Sono passati pochi mesi dall’aprile 2019, periodo in cui è stata diffusa per la prima volta nella storia l’immagine di un buco nero, frutto della collaborazione internazionale Event Horizon Telescope. Si tratta di un enorme buco nero supermassiccio con una massa di 6,5 miliardi di soli, situato nella galassia M87 a 60 milioni di anni luce dalla Terra.

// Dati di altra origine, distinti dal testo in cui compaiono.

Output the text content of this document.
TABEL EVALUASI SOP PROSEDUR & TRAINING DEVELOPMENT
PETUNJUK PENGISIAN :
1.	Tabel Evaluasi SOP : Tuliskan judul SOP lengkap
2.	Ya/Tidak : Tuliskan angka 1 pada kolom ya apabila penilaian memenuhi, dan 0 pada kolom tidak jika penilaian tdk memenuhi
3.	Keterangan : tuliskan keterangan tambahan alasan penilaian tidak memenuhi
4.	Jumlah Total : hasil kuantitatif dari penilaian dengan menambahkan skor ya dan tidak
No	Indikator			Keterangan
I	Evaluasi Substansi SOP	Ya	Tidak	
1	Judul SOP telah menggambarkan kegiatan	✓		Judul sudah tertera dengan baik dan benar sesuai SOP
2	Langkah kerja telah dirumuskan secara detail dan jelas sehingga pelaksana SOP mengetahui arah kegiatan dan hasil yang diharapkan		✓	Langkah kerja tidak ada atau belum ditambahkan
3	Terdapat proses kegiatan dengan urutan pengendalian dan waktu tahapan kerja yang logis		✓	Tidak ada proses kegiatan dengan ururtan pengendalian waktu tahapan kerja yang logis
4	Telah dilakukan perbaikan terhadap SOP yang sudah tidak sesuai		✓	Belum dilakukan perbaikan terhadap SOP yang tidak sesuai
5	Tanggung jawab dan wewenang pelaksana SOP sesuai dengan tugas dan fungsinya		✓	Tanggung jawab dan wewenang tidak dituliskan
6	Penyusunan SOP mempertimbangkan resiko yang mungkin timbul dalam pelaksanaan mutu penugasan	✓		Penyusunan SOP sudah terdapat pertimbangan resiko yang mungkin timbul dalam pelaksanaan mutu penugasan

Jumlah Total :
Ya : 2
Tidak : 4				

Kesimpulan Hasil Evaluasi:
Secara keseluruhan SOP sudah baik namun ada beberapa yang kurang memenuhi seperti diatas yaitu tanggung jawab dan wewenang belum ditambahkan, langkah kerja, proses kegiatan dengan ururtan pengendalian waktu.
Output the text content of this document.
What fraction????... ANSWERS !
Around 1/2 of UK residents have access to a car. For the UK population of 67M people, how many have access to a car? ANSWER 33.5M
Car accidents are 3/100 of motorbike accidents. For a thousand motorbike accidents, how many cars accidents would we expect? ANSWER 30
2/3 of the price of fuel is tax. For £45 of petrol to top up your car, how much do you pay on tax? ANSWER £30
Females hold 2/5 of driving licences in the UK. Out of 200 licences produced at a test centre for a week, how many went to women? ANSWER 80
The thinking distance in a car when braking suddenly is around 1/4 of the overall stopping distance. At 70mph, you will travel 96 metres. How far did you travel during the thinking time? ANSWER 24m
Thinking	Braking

Per comporre l’immagine sono stati utilizzati potenti radiotelescopi in tutto il mondo, che sono stati in grado di raccogliere diecimila Terabyte di dati. L’immagine che ne è risultata è però un po’ sfocata, ma è comunque un risultato incredibile e mai visto prima nella storia dell’uomo. Ottenere risultati migliori significa aspettare anche strumentazioni più avanzate, per questo la NASA ha realizzato una spettacolare animazione sotto forma di GIF che mostra come dovrebbe essere potenzialmente un buco nero.
I colori dell’animazione ricordano in tutto e per tutto quelli dell’immagine diventata ormai storica. La dinamica del funzionamento è la stessa determinata dall’astrofisico francese Jean-Pierre Luminet quaranta anni fa, ottenuta da un “preistorico” computer IBM 7040. Nell’immagine si vede una sfera nera al centro, cioè il buco nero. Quello che vi è intorno è un cosiddetto anello fotonico, poi c’è il disco di accrescimento. Il confine di queste aree corrisponde a un luogo dove l’attrazione gravitazionale è così potente da piegare lo spazio-tempo. Questa forza impedisce a qualsiasi particella elettromagnetica di sfuggire, tra cui ci sono le onde radio, la stessa luce e i raggi X.
Ne risulta che tutta la componente che “luccica” è proprio quella che il buco nero divora, dato che viene risucchiata dalla attrazione gravitazionale. I gas più vicini viaggiano quasi alla velocità della luce e quindi il materiale viene “acceso” e genera radiazioni che possono essere captate con gli strumenti dalla Terra. Inoltre l’anello fotonico che si trova intorno al buco si costituisce da anelli di luce che man mano diventano sempre più deboli. Simulazioni del genere permettono agli scienziati della NASA di visualizzare i riferimenti di Einstein, quando affermò che la gravità deforma il tessuto dello spazio e del tempo.